そんなみんなの憧れ・伊勢古市にある油屋という遊郭で、
孫福斎というお医者さんが仲居さん2人を斬殺…
さらに複数の人に斬りつけ大怪我をさせた
古市十人斬りと呼ばれる事件が起こったのです
あまりのショッキングな出来事に、事件の話題は瞬く間に全国へと拡散!
各地の芝居小屋ではこの事件を題材とした芝居が次々に作られ、詳しく知りたい人々が我先にと駆けつけたのでした。
現代に残っている「伊勢音頭恋寝刃」は、そんな風にして大慌てで作られた芝居の一つ。
事件からわずか3日後に作られた、とも言われています
江戸時代にはテレビも、もちろんYahoo!ニュースもTwitterもありません。
そんな時代においてニュースやワイドショー的な役割を持っていたのが、歌舞伎だったのです。
歌舞伎がメディア的側面を持っていたとは、便利な今の時代からは想像しにくいことですが、センセーショナルな事件などはすぐにお芝居にされ大変人気を呼んでいたのだそうです。
現代でも国内外を問わず実際の事件の映画・ドラマ化作品はたくさんありますよね!
いつの時代も難解な事件や痴情のもつれなどの話題は世間の興味を引きつけます。
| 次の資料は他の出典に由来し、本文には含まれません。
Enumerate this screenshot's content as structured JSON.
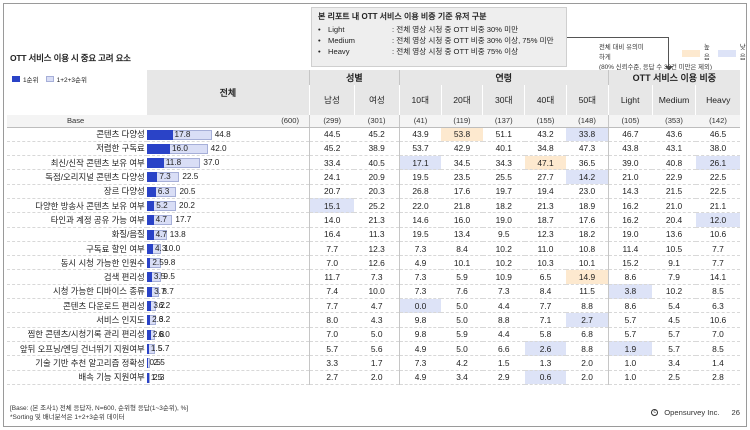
{
  "legend": {
    "title": "본 리포트 내 OTT 서비스 이용 비중 기준 유저 구분",
    "rows": [
      {
        "name": "Light",
        "desc": ": 전체 영상 시청 중 OTT 비중 30% 미만"
      },
      {
        "name": "Medium",
        "desc": ": 전체 영상 시청 중 OTT 비중 30% 이상, 75% 미만"
      },
      {
        "name": "Heavy",
        "desc": ": 전체 영상 시청 중 OTT 비중 75% 이상"
      }
    ]
  },
  "report_title": "OTT 서비스 이용 시 중요 고려 요소",
  "sig_legend": {
    "label": "전체 대비 유의미하게",
    "high": "높음",
    "low": "낮음",
    "note": "(80% 신뢰수준, 응답 수 30건 미만은 제외)"
  },
  "bar_legend": {
    "rank1": "1순위",
    "rank123": "1+2+3순위"
  },
  "table": {
    "total_header": "전체",
    "groups": [
      "성별",
      "연령",
      "OTT 서비스 이용 비중"
    ],
    "columns": [
      "남성",
      "여성",
      "10대",
      "20대",
      "30대",
      "40대",
      "50대",
      "Light",
      "Medium",
      "Heavy"
    ],
    "base_label": "Base",
    "base_total": "(600)",
    "base_values": [
      "(299)",
      "(301)",
      "(41)",
      "(119)",
      "(137)",
      "(155)",
      "(148)",
      "(105)",
      "(353)",
      "(142)"
    ],
    "rows": [
      {
        "label": "콘텐츠 다양성",
        "rank1": 17.8,
        "rank123": 44.8,
        "rank1_text": "17.8",
        "rank123_text": "44.8",
        "values": [
          "44.5",
          "45.2",
          "43.9",
          "53.8",
          "51.1",
          "43.2",
          "33.8",
          "46.7",
          "43.6",
          "46.5"
        ],
        "sig": [
          "",
          "",
          "",
          "h",
          "",
          "",
          "l",
          "",
          "",
          ""
        ]
      },
      {
        "label": "저렴한 구독료",
        "rank1": 16.0,
        "rank123": 42.0,
        "rank1_text": "16.0",
        "rank123_text": "42.0",
        "values": [
          "45.2",
          "38.9",
          "53.7",
          "42.9",
          "40.1",
          "34.8",
          "47.3",
          "43.8",
          "43.1",
          "38.0"
        ],
        "sig": [
          "",
          "",
          "",
          "",
          "",
          "",
          "",
          "",
          "",
          ""
        ]
      },
      {
        "label": "최신/신작 콘텐츠 보유 여부",
        "rank1": 11.8,
        "rank123": 37.0,
        "rank1_text": "11.8",
        "rank123_text": "37.0",
        "values": [
          "33.4",
          "40.5",
          "17.1",
          "34.5",
          "34.3",
          "47.1",
          "36.5",
          "39.0",
          "40.8",
          "26.1"
        ],
        "sig": [
          "",
          "",
          "l",
          "",
          "",
          "h",
          "",
          "",
          "",
          "l"
        ]
      },
      {
        "label": "독점/오리지널 콘텐츠 다양성",
        "rank1": 7.3,
        "rank123": 22.5,
        "rank1_text": "7.3",
        "rank123_text": "22.5",
        "values": [
          "24.1",
          "20.9",
          "19.5",
          "23.5",
          "25.5",
          "27.7",
          "14.2",
          "21.0",
          "22.9",
          "22.5"
        ],
        "sig": [
          "",
          "",
          "",
          "",
          "",
          "",
          "l",
          "",
          "",
          ""
        ]
      },
      {
        "label": "장르 다양성",
        "rank1": 6.3,
        "rank123": 20.5,
        "rank1_text": "6.3",
        "rank123_text": "20.5",
        "values": [
          "20.7",
          "20.3",
          "26.8",
          "17.6",
          "19.7",
          "19.4",
          "23.0",
          "14.3",
          "21.5",
          "22.5"
        ],
        "sig": [
          "",
          "",
          "",
          "",
          "",
          "",
          "",
          "",
          "",
          ""
        ]
      },
      {
        "label": "다양한 방송사 콘텐츠 보유 여부",
        "rank1": 5.2,
        "rank123": 20.2,
        "rank1_text": "5.2",
        "rank123_text": "20.2",
        "values": [
          "15.1",
          "25.2",
          "22.0",
          "21.8",
          "18.2",
          "21.3",
          "18.9",
          "16.2",
          "21.0",
          "21.1"
        ],
        "sig": [
          "l",
          "",
          "",
          "",
          "",
          "",
          "",
          "",
          "",
          ""
        ]
      },
      {
        "label": "타인과 계정 공유 가능 여부",
        "rank1": 4.7,
        "rank123": 17.7,
        "rank1_text": "4.7",
        "rank123_text": "17.7",
        "values": [
          "14.0",
          "21.3",
          "14.6",
          "16.0",
          "19.0",
          "18.7",
          "17.6",
          "16.2",
          "20.4",
          "12.0"
        ],
        "sig": [
          "",
          "",
          "",
          "",
          "",
          "",
          "",
          "",
          "",
          "l"
        ]
      },
      {
        "label": "화질/음질",
        "rank1": 4.7,
        "rank123": 13.8,
        "rank1_text": "4.7",
        "rank123_text": "13.8",
        "values": [
          "16.4",
          "11.3",
          "19.5",
          "13.4",
          "9.5",
          "12.3",
          "18.2",
          "19.0",
          "13.6",
          "10.6"
        ],
        "sig": [
          "",
          "",
          "",
          "",
          "",
          "",
          "",
          "",
          "",
          ""
        ]
      },
      {
        "label": "구독료 할인 여부",
        "rank1": 4.3,
        "rank123": 10.0,
        "rank1_text": "4.3",
        "rank123_text": "10.0",
        "values": [
          "7.7",
          "12.3",
          "7.3",
          "8.4",
          "10.2",
          "11.0",
          "10.8",
          "11.4",
          "10.5",
          "7.7"
        ],
        "sig": [
          "",
          "",
          "",
          "",
          "",
          "",
          "",
          "",
          "",
          ""
        ]
      },
      {
        "label": "동시 시청 가능한 인원수",
        "rank1": 2.5,
        "rank123": 9.8,
        "rank1_text": "2.5",
        "rank123_text": "9.8",
        "values": [
          "7.0",
          "12.6",
          "4.9",
          "10.1",
          "10.2",
          "10.3",
          "10.1",
          "15.2",
          "9.1",
          "7.7"
        ],
        "sig": [
          "",
          "",
          "",
          "",
          "",
          "",
          "",
          "",
          "",
          ""
        ]
      },
      {
        "label": "검색 편리성",
        "rank1": 3.5,
        "rank123": 9.5,
        "rank1_text": "3.5",
        "rank123_text": "9.5",
        "values": [
          "11.7",
          "7.3",
          "7.3",
          "5.9",
          "10.9",
          "6.5",
          "14.9",
          "8.6",
          "7.9",
          "14.1"
        ],
        "sig": [
          "",
          "",
          "",
          "",
          "",
          "",
          "h",
          "",
          "",
          ""
        ]
      },
      {
        "label": "시청 가능한 디바이스 종류",
        "rank1": 3.7,
        "rank123": 8.7,
        "rank1_text": "3.7",
        "rank123_text": "8.7",
        "values": [
          "7.4",
          "10.0",
          "7.3",
          "7.6",
          "7.3",
          "8.4",
          "11.5",
          "3.8",
          "10.2",
          "8.5"
        ],
        "sig": [
          "",
          "",
          "",
          "",
          "",
          "",
          "",
          "l",
          "",
          ""
        ]
      },
      {
        "label": "콘텐츠 다운로드 편리성",
        "rank1": 3.2,
        "rank123": 6.2,
        "rank1_text": "3.2",
        "rank123_text": "6.2",
        "values": [
          "7.7",
          "4.7",
          "0.0",
          "5.0",
          "4.4",
          "7.7",
          "8.8",
          "8.6",
          "5.4",
          "6.3"
        ],
        "sig": [
          "",
          "",
          "l",
          "",
          "",
          "",
          "",
          "",
          "",
          ""
        ]
      },
      {
        "label": "서비스 인지도",
        "rank1": 2.3,
        "rank123": 6.2,
        "rank1_text": "2.3",
        "rank123_text": "6.2",
        "values": [
          "8.0",
          "4.3",
          "9.8",
          "5.0",
          "8.8",
          "7.1",
          "2.7",
          "5.7",
          "4.5",
          "10.6"
        ],
        "sig": [
          "",
          "",
          "",
          "",
          "",
          "",
          "l",
          "",
          "",
          ""
        ]
      },
      {
        "label": "찜한 콘텐츠/시청기록 관리 편리성",
        "rank1": 2.8,
        "rank123": 6.0,
        "rank1_text": "2.8",
        "rank123_text": "6.0",
        "values": [
          "7.0",
          "5.0",
          "9.8",
          "5.9",
          "4.4",
          "5.8",
          "6.8",
          "5.7",
          "5.7",
          "7.0"
        ],
        "sig": [
          "",
          "",
          "",
          "",
          "",
          "",
          "",
          "",
          "",
          ""
        ]
      },
      {
        "label": "앞뒤 오프닝/엔딩 건너뛰기 지원여부",
        "rank1": 1.5,
        "rank123": 5.7,
        "rank1_text": "1.5",
        "rank123_text": "5.7",
        "values": [
          "5.7",
          "5.6",
          "4.9",
          "5.0",
          "6.6",
          "2.6",
          "8.8",
          "1.9",
          "5.7",
          "8.5"
        ],
        "sig": [
          "",
          "",
          "",
          "",
          "",
          "l",
          "",
          "l",
          "",
          ""
        ]
      },
      {
        "label": "기술 기반 추천 알고리즘 정확성",
        "rank1": 0.5,
        "rank123": 2.5,
        "rank1_text": "0.5",
        "rank123_text": "2.5",
        "values": [
          "3.3",
          "1.7",
          "7.3",
          "4.2",
          "1.5",
          "1.3",
          "2.0",
          "1.0",
          "3.4",
          "1.4"
        ],
        "sig": [
          "",
          "",
          "",
          "",
          "",
          "",
          "",
          "",
          "",
          ""
        ]
      },
      {
        "label": "배속 기능 지원여부",
        "rank1": 1.5,
        "rank123": 2.3,
        "rank1_text": "1.5",
        "rank123_text": "2.3",
        "values": [
          "2.7",
          "2.0",
          "4.9",
          "3.4",
          "2.9",
          "0.6",
          "2.0",
          "1.0",
          "2.5",
          "2.8"
        ],
        "sig": [
          "",
          "",
          "",
          "",
          "",
          "l",
          "",
          "",
          "",
          ""
        ]
      }
    ]
  },
  "footer": {
    "note1": "[Base: (본 조사1) 전체 응답자, N=600, 순위형 응답(1~3순위), %]",
    "note2": "*Sorting 및 배너분석은 1+2+3순위 데이터",
    "brand": "Opensurvey Inc.",
    "page": "26"
  }
}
人の性というものですね。
江戸時代の作者や役者、劇場関係の人々はネット環境など無い中で
あーしてこーしてこれでいこう!と、たった数日間で芝居をかけてしまったのですね…
西洋の演劇が根付いてしまっている私たちの感覚と、当時の芝居見物の文化は全く異なるものではありますが、
ものづくりをする人間としては本当に頭の下がる思いです。
それでは今日はこのあたりで失礼いたします。